I have TP LINK - WN321G wireless adapter usb for my desktop pc 

I use Huawai UMG1831 data card on laptop by which i access internet on laptop.

Now i was trying to use wireless adapter to access internet on the desktop pc(running windows xp sp2) via AD HOC connection made on the laptop(running windows xp sp3).

Wireless adapter installed successfully on the desktop and seek and connect to the AD HOC connection also which i made on laptop but after that i cant access internet on desktop.

I tried to change DNS server address on desktop pc, and TCP/IP settings to but still same problem persist.

I used internet on ipod touch by same AD HOC connection and it works perfectly but on desktop gives problem.

Please help me to resolve the issue.


----------



## rgsalinger (May 18, 2009)

Is the ip address on the laptop within the same subnet as the desktop?
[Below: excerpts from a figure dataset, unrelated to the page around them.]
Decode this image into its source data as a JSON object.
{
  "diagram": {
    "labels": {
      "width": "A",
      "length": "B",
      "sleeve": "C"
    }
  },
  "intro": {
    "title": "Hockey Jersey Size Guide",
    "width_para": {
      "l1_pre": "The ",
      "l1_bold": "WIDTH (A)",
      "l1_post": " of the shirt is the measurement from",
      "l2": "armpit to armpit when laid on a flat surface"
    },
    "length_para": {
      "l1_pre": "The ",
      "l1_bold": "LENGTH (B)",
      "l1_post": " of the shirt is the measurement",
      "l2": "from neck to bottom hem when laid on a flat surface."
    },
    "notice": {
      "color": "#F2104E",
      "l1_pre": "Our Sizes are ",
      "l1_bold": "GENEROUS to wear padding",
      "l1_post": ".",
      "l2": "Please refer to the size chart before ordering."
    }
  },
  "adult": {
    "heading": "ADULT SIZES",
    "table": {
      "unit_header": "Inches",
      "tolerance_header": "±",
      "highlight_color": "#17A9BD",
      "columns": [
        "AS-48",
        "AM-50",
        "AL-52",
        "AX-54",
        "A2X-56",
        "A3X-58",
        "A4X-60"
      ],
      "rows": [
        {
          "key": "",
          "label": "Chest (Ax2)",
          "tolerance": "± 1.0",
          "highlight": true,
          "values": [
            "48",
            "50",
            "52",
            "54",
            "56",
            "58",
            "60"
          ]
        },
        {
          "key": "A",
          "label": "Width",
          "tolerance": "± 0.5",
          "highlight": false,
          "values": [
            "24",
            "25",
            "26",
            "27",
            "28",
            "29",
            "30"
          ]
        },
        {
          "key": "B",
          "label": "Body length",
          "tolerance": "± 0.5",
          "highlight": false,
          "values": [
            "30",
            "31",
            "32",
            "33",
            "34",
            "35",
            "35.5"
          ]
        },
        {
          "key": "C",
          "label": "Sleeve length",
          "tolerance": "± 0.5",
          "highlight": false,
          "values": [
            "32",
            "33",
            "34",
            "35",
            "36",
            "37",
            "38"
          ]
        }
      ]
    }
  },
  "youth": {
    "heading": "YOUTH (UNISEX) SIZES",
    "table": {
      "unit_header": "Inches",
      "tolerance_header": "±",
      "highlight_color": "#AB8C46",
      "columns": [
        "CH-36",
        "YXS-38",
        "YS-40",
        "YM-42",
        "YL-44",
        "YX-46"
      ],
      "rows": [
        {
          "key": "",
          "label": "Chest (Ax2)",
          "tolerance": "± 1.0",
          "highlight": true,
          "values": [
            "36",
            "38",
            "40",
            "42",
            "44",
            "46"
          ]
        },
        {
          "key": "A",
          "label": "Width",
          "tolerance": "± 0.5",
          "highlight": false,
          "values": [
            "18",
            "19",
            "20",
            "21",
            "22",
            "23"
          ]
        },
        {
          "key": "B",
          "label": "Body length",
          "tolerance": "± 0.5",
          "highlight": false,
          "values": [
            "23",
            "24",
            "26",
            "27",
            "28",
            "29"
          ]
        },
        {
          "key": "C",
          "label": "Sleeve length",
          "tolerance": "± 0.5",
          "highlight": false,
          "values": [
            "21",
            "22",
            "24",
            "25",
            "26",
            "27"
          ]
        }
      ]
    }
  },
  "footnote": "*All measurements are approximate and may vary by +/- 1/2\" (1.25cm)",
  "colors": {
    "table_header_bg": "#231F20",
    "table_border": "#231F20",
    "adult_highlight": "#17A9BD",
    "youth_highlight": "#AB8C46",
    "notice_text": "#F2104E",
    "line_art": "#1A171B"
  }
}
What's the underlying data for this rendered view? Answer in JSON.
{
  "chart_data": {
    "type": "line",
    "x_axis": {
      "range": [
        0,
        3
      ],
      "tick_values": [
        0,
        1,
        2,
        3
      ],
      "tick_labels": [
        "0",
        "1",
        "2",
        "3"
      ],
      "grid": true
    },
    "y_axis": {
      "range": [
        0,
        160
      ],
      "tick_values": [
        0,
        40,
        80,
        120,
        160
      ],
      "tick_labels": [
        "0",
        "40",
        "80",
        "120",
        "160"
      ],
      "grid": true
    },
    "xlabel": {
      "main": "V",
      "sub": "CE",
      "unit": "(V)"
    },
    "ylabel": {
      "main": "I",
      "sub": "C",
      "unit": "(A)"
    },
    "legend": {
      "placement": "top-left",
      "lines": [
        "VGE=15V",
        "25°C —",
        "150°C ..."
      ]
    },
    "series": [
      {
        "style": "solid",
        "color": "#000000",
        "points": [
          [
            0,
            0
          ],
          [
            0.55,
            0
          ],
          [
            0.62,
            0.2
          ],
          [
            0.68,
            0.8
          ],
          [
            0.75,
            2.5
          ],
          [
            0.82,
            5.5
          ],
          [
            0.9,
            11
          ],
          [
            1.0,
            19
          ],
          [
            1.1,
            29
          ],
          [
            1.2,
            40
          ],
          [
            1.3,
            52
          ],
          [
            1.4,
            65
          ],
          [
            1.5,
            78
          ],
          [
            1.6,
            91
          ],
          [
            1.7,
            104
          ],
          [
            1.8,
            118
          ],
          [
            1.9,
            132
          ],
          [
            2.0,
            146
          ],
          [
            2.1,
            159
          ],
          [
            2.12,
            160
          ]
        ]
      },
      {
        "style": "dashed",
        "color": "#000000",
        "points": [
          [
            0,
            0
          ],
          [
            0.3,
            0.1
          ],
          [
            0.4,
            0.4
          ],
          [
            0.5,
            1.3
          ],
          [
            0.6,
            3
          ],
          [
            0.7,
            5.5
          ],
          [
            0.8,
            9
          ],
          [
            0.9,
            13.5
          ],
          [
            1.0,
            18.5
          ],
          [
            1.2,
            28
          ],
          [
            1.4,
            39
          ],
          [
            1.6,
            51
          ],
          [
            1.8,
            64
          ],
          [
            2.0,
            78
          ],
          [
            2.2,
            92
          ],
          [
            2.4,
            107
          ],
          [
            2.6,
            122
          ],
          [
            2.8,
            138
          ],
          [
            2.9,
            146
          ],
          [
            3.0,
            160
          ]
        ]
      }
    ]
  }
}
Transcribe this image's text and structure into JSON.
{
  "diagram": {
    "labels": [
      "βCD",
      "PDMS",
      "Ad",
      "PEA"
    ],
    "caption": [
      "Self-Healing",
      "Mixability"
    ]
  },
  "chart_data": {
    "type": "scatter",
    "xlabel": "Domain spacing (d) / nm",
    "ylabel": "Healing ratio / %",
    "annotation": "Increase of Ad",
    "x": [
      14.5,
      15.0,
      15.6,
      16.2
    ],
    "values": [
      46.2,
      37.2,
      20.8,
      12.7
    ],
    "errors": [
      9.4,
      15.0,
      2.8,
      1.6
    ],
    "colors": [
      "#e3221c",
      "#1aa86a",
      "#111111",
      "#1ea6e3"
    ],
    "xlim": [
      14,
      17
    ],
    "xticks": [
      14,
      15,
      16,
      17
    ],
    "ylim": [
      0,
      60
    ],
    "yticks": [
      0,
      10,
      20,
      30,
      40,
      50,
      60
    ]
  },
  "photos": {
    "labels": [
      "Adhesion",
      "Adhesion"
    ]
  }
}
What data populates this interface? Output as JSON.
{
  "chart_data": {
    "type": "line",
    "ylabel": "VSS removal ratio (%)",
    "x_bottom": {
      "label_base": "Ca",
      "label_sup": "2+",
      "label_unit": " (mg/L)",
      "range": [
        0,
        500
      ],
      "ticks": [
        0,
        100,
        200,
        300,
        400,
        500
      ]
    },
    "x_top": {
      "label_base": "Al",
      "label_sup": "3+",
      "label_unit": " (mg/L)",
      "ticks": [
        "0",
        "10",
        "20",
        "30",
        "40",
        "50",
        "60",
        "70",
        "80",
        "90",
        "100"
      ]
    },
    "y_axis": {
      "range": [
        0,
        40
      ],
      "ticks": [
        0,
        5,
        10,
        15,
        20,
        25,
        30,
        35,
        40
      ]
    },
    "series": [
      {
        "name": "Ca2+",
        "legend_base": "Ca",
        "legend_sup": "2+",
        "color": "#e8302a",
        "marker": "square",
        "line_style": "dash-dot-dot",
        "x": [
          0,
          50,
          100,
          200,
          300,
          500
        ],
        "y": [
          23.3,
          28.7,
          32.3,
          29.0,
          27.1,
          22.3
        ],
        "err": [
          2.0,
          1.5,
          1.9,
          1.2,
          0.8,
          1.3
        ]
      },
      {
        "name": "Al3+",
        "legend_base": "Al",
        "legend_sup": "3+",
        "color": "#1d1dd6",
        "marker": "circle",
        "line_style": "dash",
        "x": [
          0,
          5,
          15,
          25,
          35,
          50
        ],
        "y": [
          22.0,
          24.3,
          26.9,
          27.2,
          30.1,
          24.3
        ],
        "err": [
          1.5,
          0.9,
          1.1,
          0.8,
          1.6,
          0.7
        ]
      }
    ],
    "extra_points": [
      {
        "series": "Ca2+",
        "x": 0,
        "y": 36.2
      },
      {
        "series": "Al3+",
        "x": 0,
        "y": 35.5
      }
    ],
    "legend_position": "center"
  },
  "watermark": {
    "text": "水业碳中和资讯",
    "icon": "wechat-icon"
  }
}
Also don't you have to bridge the two adapters - look up network bridging?


----------



## kuldipbaldha (Dec 31, 2010)

yes.......subnet mask is same for both desktop and laptop....
I want to connect to my AD HOC wireless network made on my Laptop which has built in wifi whereas on my desktop i used Usb wireless adapter.
Want to share net wirelessly from my laptop to desktop but on desktop net didnt connect after connected to wireless ad hoc network.


----------



## rgsalinger (May 18, 2009)

This might help you assuming you're running XP you need to bridge your two connections. 
http://www.homenethelp.com/web/howto/windows-xp-bridge-setup.asp

Let us know if it works


----------